Earnest HemingwayThe next point I want to pick up on is the unique ability of literature, not possessed by any other art medium, to help us feel the human condition. We are so over gorged on series and films, the effortless and explosive entertainment flying off our screens, that we overlook what is undoubtedly a healthier medium: paper. One of the contributors, Carmen Calill, probably overstates this point, arguing that without the connection of words, thoughts and stories we will die. Though I do agree that without literature our internal lives will suffer, as we glut ourselves on stories made to sell through gripping viewers and grabbing awards. Mark Haddon believes that when you, “Lay the novel alongside film...its specialness becomes obvious…[Film] can’t do smell or taste or texture. It can’t tell us what it is like to inhabit a human body. Its eyes are always open. It fails to understand the importance of things we don’t notice.” Haddon is convinced that the novel will endure because it comes closest to revealing the “texture of life” and “the mystery of what it means to be human.” Anyone who has invested time into engaging with exceptional literary works, will admit to the screen’s relative poverty and readings’ probing power, which is sometimes unnerving yet always enriching.

Following on from the previous paragraph, Jane Davis makes an incisive point about our fear of deep reading. While her issue is with the preference for light reading I would extend it to our obsession with film, “The plea for lightness may be a natural and entirely understandable fear of getting serious: lots of us spend a great deal of time not thinking, for fear of being brought down.” A little later she adds, “It is easy to see why, when dealing with literature or life stuff, people think it better if we stick to the surface of things and splash around up there, lightly pretending there are no depths.” We might think this is harmless, and because life is so demanding we are justified in sticking to the shallows and superficial engagement with the human condition. But Davis thinks the opposite, suggesting that, “Consistently ignoring the inner life has put depression and anxiety high amongst the world’s most serious epidemics.” I admit that this conclusion seems far reaching, but listen to what Davis adds, “Despite our desire to amass, consume, and be mindless, the ‘unspeakable desire’ to know ‘our buried life’ is ancient and implacable. If we ignore it, or have no means of knowing it, that desire will come back and hurt us.” Our fondness of film, more often than not, indulged at the expense of deep interaction with literature is a cost that we fail to consider; it damages our inner lives and numbs us to the depths of human nature.

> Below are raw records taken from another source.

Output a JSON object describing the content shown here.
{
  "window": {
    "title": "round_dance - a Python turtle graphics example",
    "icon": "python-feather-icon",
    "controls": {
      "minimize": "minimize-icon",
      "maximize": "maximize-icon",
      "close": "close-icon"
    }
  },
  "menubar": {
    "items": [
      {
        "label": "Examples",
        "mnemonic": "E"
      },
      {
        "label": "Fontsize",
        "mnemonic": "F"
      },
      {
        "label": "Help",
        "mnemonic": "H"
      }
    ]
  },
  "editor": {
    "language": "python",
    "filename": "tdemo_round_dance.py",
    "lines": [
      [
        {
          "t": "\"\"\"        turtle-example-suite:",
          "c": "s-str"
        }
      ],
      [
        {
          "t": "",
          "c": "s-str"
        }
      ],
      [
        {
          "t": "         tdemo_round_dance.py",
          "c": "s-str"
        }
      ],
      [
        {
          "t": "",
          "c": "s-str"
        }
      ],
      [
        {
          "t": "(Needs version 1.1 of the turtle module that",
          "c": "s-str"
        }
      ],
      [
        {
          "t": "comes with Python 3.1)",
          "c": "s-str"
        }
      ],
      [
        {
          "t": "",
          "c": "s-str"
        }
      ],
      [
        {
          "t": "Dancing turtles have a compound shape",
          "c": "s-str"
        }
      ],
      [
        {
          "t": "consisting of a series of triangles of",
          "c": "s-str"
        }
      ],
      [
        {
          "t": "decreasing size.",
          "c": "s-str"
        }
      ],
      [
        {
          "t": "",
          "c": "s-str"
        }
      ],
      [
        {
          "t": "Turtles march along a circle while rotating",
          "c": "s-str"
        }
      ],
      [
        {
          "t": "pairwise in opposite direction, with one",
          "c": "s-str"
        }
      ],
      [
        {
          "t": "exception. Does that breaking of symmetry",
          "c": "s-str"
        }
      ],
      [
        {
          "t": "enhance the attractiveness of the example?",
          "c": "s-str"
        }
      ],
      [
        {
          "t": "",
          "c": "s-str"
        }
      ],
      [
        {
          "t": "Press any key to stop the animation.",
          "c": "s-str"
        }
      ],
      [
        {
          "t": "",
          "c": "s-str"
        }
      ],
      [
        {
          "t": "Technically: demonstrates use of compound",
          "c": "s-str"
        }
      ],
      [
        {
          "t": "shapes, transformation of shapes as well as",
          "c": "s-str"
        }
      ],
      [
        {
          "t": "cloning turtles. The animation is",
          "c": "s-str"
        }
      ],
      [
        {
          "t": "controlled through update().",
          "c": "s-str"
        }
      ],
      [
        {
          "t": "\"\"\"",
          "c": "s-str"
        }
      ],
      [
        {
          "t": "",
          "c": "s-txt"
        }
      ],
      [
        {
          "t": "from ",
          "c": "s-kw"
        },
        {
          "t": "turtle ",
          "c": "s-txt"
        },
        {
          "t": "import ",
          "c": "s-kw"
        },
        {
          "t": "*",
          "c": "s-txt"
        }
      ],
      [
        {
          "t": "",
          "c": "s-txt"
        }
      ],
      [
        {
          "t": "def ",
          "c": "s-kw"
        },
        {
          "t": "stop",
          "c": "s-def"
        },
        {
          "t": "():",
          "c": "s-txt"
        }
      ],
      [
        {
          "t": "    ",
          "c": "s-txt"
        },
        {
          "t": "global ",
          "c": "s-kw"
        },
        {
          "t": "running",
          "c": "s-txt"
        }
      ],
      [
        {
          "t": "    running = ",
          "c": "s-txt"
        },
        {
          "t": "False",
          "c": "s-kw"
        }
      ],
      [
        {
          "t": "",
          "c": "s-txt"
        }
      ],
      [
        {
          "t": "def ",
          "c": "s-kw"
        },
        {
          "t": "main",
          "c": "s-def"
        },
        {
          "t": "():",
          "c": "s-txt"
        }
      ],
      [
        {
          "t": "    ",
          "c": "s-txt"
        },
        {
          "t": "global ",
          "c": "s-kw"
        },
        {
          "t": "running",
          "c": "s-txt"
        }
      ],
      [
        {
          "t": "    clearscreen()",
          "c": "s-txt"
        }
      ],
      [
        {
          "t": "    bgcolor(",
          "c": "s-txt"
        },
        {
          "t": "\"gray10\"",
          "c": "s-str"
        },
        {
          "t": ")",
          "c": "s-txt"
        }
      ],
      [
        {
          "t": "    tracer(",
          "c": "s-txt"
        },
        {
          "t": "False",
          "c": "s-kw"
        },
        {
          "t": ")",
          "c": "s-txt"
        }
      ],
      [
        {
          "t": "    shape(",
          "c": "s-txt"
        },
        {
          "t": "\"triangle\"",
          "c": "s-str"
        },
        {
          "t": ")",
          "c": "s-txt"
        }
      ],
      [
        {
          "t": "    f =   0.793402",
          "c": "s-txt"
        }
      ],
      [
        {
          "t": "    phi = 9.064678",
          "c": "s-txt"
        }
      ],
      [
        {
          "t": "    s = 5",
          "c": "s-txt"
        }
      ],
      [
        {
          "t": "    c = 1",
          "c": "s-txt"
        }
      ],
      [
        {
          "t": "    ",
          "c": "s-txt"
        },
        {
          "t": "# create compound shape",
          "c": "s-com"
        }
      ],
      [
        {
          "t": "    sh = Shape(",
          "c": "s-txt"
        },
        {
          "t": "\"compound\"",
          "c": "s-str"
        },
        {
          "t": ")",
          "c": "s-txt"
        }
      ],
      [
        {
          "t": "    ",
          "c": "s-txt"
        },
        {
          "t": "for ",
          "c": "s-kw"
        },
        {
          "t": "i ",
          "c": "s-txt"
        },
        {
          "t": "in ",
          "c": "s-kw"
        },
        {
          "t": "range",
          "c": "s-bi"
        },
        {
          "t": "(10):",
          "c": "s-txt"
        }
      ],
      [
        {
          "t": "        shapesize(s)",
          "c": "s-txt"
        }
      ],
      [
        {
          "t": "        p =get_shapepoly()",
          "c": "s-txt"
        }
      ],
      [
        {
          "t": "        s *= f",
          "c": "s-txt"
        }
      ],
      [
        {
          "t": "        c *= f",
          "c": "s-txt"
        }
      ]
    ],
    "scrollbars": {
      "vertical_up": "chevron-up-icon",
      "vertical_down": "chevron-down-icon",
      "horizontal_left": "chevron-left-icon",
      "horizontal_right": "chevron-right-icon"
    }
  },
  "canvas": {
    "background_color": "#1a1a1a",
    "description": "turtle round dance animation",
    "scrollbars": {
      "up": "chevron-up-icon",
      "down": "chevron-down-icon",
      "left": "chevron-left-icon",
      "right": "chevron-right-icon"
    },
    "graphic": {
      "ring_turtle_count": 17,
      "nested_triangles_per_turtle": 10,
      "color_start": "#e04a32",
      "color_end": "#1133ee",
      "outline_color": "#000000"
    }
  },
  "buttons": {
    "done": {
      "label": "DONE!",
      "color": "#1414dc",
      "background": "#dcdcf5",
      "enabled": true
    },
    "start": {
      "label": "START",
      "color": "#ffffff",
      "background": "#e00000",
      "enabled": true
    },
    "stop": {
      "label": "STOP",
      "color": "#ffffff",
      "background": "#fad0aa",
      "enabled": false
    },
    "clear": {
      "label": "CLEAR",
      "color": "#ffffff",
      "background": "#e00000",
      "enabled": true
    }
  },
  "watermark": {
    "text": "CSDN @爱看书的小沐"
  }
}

Lastly, hopefully tying some of the above points together, I want to develop another fascinating point made by Jane Davis. She suggests that religions’ fall from grace, over the last century, as an interlocutor in the discourse of common life has not only impoverished our language for contemplating the human condition but has also in many ways been the demise of community. She posits that members of faith groups are more likely to flourish as religions provide people with a “network of fellow supportive creatures, a sense of purpose”. Religion, according to Jane Davis, offers us “inner stuff, scaffolding to help us get around our inner space” and meaningful community; maps to explore the complexities of our humanity and safe groups where such ventures are encouraged. The reason I find this point so interesting is that while I agree with Davis that a “reading revolution” will help us to reinvestigate the human condition and even result in new communities formed around good literature, I also believe the Christian story that plumbs the depths of our humanity including the parts that we avoid, drawing people into a community governed by grace, connected by their faith in Christ. In my experience this community has greatly enriched my understanding of human life and afforded me a platform to discuss it further. But even here, I find myself becoming increasingly disturbed by the shallow, distracted interaction with our world, thought and significant literature.